At the intersection they waited for the light to change.
“The first time it happened,” the phoce said, “it scared me.” As Stuart pushed him across the street he went on, “I knew right away what it was I was seeing. The smoke and the fires… everything all smudged. Like a mining pit or a place where they process slag. Awful.” He shuddered. “But is this so terrffic the way it is now? Not for me.”

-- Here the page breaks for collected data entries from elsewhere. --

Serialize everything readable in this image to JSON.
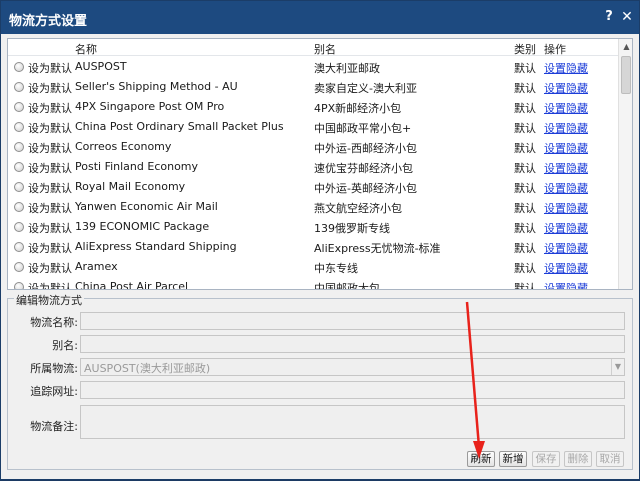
{
  "window": {
    "title": "物流方式设置",
    "help": "?",
    "close": "✕"
  },
  "grid": {
    "headers": {
      "name": "名称",
      "alias": "别名",
      "type": "类别",
      "action": "操作"
    },
    "rows": [
      {
        "setdef": "设为默认",
        "name": "AUSPOST",
        "alias": "澳大利亚邮政",
        "type": "默认",
        "action": "设置隐藏"
      },
      {
        "setdef": "设为默认",
        "name": "Seller's Shipping Method - AU",
        "alias": "卖家自定义-澳大利亚",
        "type": "默认",
        "action": "设置隐藏"
      },
      {
        "setdef": "设为默认",
        "name": "4PX Singapore Post OM Pro",
        "alias": "4PX新邮经济小包",
        "type": "默认",
        "action": "设置隐藏"
      },
      {
        "setdef": "设为默认",
        "name": "China Post Ordinary Small Packet Plus",
        "alias": "中国邮政平常小包+",
        "type": "默认",
        "action": "设置隐藏"
      },
      {
        "setdef": "设为默认",
        "name": "Correos Economy",
        "alias": "中外运-西邮经济小包",
        "type": "默认",
        "action": "设置隐藏"
      },
      {
        "setdef": "设为默认",
        "name": "Posti Finland Economy",
        "alias": "速优宝芬邮经济小包",
        "type": "默认",
        "action": "设置隐藏"
      },
      {
        "setdef": "设为默认",
        "name": "Royal Mail Economy",
        "alias": "中外运-英邮经济小包",
        "type": "默认",
        "action": "设置隐藏"
      },
      {
        "setdef": "设为默认",
        "name": "Yanwen Economic Air Mail",
        "alias": "燕文航空经济小包",
        "type": "默认",
        "action": "设置隐藏"
      },
      {
        "setdef": "设为默认",
        "name": "139 ECONOMIC Package",
        "alias": "139俄罗斯专线",
        "type": "默认",
        "action": "设置隐藏"
      },
      {
        "setdef": "设为默认",
        "name": "AliExpress Standard Shipping",
        "alias": "AliExpress无忧物流-标准",
        "type": "默认",
        "action": "设置隐藏"
      },
      {
        "setdef": "设为默认",
        "name": "Aramex",
        "alias": "中东专线",
        "type": "默认",
        "action": "设置隐藏"
      },
      {
        "setdef": "设为默认",
        "name": "China Post Air Parcel",
        "alias": "中国邮政大包",
        "type": "默认",
        "action": "设置隐藏"
      }
    ]
  },
  "edit": {
    "legend": "编辑物流方式",
    "labels": {
      "name": "物流名称:",
      "alias": "别名:",
      "carrier": "所属物流:",
      "tracking": "追踪网址:",
      "note": "物流备注:"
    },
    "carrier_value": "AUSPOST(澳大利亚邮政)",
    "name_value": "",
    "alias_value": "",
    "tracking_value": "",
    "note_value": ""
  },
  "buttons": {
    "refresh": "刷新",
    "add": "新增",
    "save": "保存",
    "delete": "删除",
    "cancel": "取消"
  },
  "colors": {
    "titlebar": "#1d4a80",
    "link": "#1b3cd8",
    "annotation": "#e8221b"
  }
}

“I like it,” Stuart said shortly.
“Naturally,” the phoce said. “You’re -not a biological sport.”
Stuart grunted.
“You know what my earliest memory from childhood is?” the phoce said in a quiet voice. “Being carried to church in a blanket. Laid out on a pew like a—” His voice broke. “Carried in and out in that blanket, inside it, so no one could see me. That was my mother’s idea. She couldn’t stand my father carrying me on his back, where people could see.”
Stuart grunted.
“This is a terrible world,” the phoce said. “Once you Negroes had to suffer; if you lived in the South you’d be suffering now. You forget all about that because they let you forget, but me-they don’t let me forget. Anyhow, I don’t want to forget, about myself I mean. In the next world it all will be different. You’ll find out because you’ll be there, too.”
“No,” Stuart said. “When I die I’m dead; I don’t have a soul.”
“You, too,” the phoce said, and he seemed to be gloating; his voice had a malicious, cruel tinge of relish. “I know.”
“How do you know?”
“Because,” the phoce said, “one time I saw you.”